I have to come to terms with the fact that I really am a music snob. And not a very good one either–I have no deep knowledge of any kind of music “scene.” It’s just that much of the music I do like ends up being music most people don’t like–indeed, I’ll say it, can’t appreciate. Meanwhile, the kind of music that seems to get very popular, seems to me to be not just “not to my taste” but objectively bad. As in, I think less–yes, I do, I have to come to terms with this!–I think less of people for liking that music.
But I’m not obnoxious. I keep these thoughts to myself, in part because I try to keep them from myself, i.e., pretend they don’t exist. Because it makes me feel like a snob.
But you know what, I am a snob. I’m just not a competitive snob who likes to get into musical pissing matches with other snobs.
Great scene, although my favorite is when Jack Black says under his breath to a customer, “Don’t tell anyone you don’t own fucking Blonde on Blonde!” He gives him the album, then hugs him and sighs, “It’s gonna be O.K.”
Jazz fundamentalists, esp. if they’re the defenders of the holy faith of bebop, and esp. if they were once music majors or music grad students of some sort. But indie rock people are right up there; I think the key difference is that fewer of them were music majors.
And you guys are all nuts. The best characters are clearly Lisa Simpson and R2!
What Marley said about “slavish obedience to tradition” and the “stifling of innovation.” And it knows no particular genre, in my opinion.
Take my dad, Ulf Sr., who loved classical music but had zero interest in anything written past about 1900. Give him a newly-discovered work by Beethoven or Schubert, or something by one of these guys that he’d just never heard, and he was happy as a clam; but let somebody modern compose something in a similar style, and he was EXTREMELY suspicious and liked practically none of it.
Or his sister, Auntie Ulf, who is a true connoisseur of Celtic music. Once she went to Nova Scotia and spent most of a week trying to find an “authentic” band. None them were quite what she was looking for, and it had nothing to do with their skill; it was that they used electric guitars, or sang some of their own compositions, or otherwise didn’t perform exactly what Scottish musicians of 1845 or whenever would’ve performed.
And ye gods, but some of those jazz and blues fans…
Maybe this isn’t snobbery, exactly, but it’s related–and it seems to get in the way of people’s enjoyment of music for its own sake.
Nobody’s left collecting 78s but the hyperfocused anymore. I quit as soon as I could start swapping files with others. Collecting 78s is the worst drug there is, because it is GUARAN-GODDAM-TEED to fuck up your life. I don’t even know why. It just does.

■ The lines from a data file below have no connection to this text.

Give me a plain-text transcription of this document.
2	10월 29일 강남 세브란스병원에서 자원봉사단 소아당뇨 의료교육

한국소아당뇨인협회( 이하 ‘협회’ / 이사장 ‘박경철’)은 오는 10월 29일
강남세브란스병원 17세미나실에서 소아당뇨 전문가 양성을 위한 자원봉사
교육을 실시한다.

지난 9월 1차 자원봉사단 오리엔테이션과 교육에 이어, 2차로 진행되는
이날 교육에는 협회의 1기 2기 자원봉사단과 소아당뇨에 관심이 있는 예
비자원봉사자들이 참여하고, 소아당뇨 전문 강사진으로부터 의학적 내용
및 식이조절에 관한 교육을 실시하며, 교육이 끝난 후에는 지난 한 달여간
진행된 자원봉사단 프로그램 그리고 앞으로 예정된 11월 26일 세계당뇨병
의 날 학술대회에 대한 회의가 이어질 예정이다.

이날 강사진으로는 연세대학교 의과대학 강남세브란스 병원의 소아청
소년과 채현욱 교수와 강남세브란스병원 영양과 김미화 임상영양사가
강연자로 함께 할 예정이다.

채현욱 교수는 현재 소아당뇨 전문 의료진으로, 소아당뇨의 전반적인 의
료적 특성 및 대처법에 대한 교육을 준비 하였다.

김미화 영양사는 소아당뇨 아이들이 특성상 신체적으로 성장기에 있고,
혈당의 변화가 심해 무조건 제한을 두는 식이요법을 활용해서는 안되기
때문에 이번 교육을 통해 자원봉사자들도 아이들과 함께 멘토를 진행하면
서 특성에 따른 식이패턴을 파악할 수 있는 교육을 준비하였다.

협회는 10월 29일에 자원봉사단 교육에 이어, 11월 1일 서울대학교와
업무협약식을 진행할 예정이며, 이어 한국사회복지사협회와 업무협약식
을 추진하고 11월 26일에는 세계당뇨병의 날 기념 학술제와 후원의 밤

Preach it. Lamest genre name ever. Sounds like it was made up by people who were very defensive about their love of dance music. Being able to call it “intelligent” means they can be less embarrassed about it around snobs of other genres.
If it seems to be “objectively” bad, it’s probably a lot more subjective than you think. Besides, is it really important to you if something really is “objectively” bad?
I only lived there five years (back in the 80s), but several times was told, with a knowing look, how Jimmy was actually the better guitarist of the brothers. Oh, and I also heard that Eric Johnson was better than both of them.
Perhaps there was even some guy playing the Drag with an open guitar case who was better than all three of them?
I didn’t really care for the movie at all, because the characters hit too close to home. Jerk-offs like these are a bane on the music retail sector.
I think that’s the big difference between music and movie snobs. A movie snob may look down their nose at your cinematic tastes, but they’re also happy to explain to the you the finer points of French New Wave film or encourage you to watch movies like Citizen Kane, The Seven Samurai or 8 1/2, whereas a music snob believes that you will forever be incapable of appreciating whatever stuff they’re listening to and will actually want to go out of their way to keep you from hearing it. Think of the Seinfeld episode where the pretentious writer didn’t want to tell anyone where he got his glasses.